Farmers had planted only about 67% of this year’s corn crop by Monday. PHOTO: NATI HARNIK/ASSOCIATED PRESS

But the rising grain prices have weighed on shares of meatpackers including Sanderson Farms Inc. and Pilgrim’s Pride Corp. , which could see higher prices more immediately for the soybeans and corn they feed to livestock. Shares in Sanderson and Pilgrim’s Pride are down 9% and 8% respectively over the past month.

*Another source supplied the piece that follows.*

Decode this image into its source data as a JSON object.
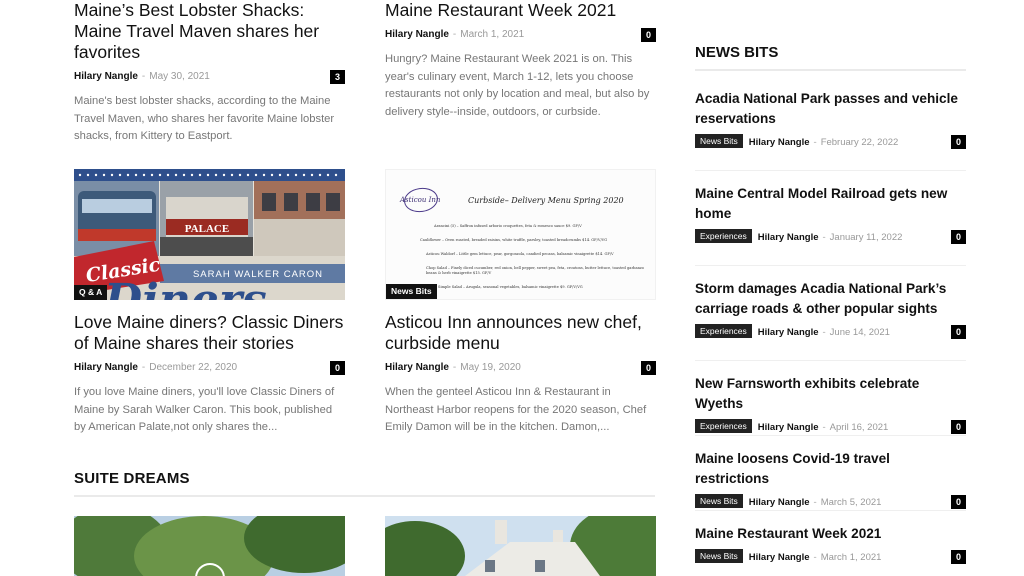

Time is running short for farmers to claim and collect on insurance policies. Farmers in the northwestern corn belt had a deadline of May 25 to file such claims, while those in Iowa, the biggest corn-producing state, needed to file by May 31. In Illinois, Indiana, Ohio and Michigan, the deadline is Wednesday.

If farmers don’t file a claim by those dates, the revenue their coverage guarantees decreases by 1% each day while they judge their chances of planting a successful crop. Farmers must often report a claim within 20 days of the cutoff date.

Doug Dozier, a claims supervisor in Illinois for crop insurer Country Financial, estimated that the number of claims handled by his office this spring is running at least double the normal level.

Such insurance coverage usually doesn’t match what a farmer would make growing an average crop. For an acre that would have yielded roughly $800 growing corn this year, a typical prevented-planting insurance policy would pay approximately $368, according to estimates from the University of Illinois.

The inclement weather adds another challenge to a punishing period for farmers, seed and chemical suppliers, and tractor makers. PHOTO: DANIEL ACKER/BLOOMBERG NEWS

For farmers like Mark Tuttle, who raises corn and soybeans in northern Illinois, such coverage has become the only option. Mr. Tuttle said his land has been too wet to plant any of his 1,000 acres of farmland, save for a few acres of winter wheat.

“There’s nothing here, and I have many neighbors that have nothing planted,” he said.

Planting when the ground is too wet or saturated can smother seeds that need oxygen to germinate. Wet soil also can rot emerging crops and form a crust too tough for sprouts to break through.

Even if farmers get a late crop in the ground, corn may not fully mature by the time the fall’s first frost hits, producing yields one-fifth or more below the norm, according to agricultural economists.

U.S. Agriculture Secretary Sonny Perdue said this week that the agency is evaluating whether a planned $16 billion bailout package for farmers facing lower crop prices because of tariffs also could be used to provide relief to weather-stricken farmers.

The USDA hasn’t set the final parameters of that aid.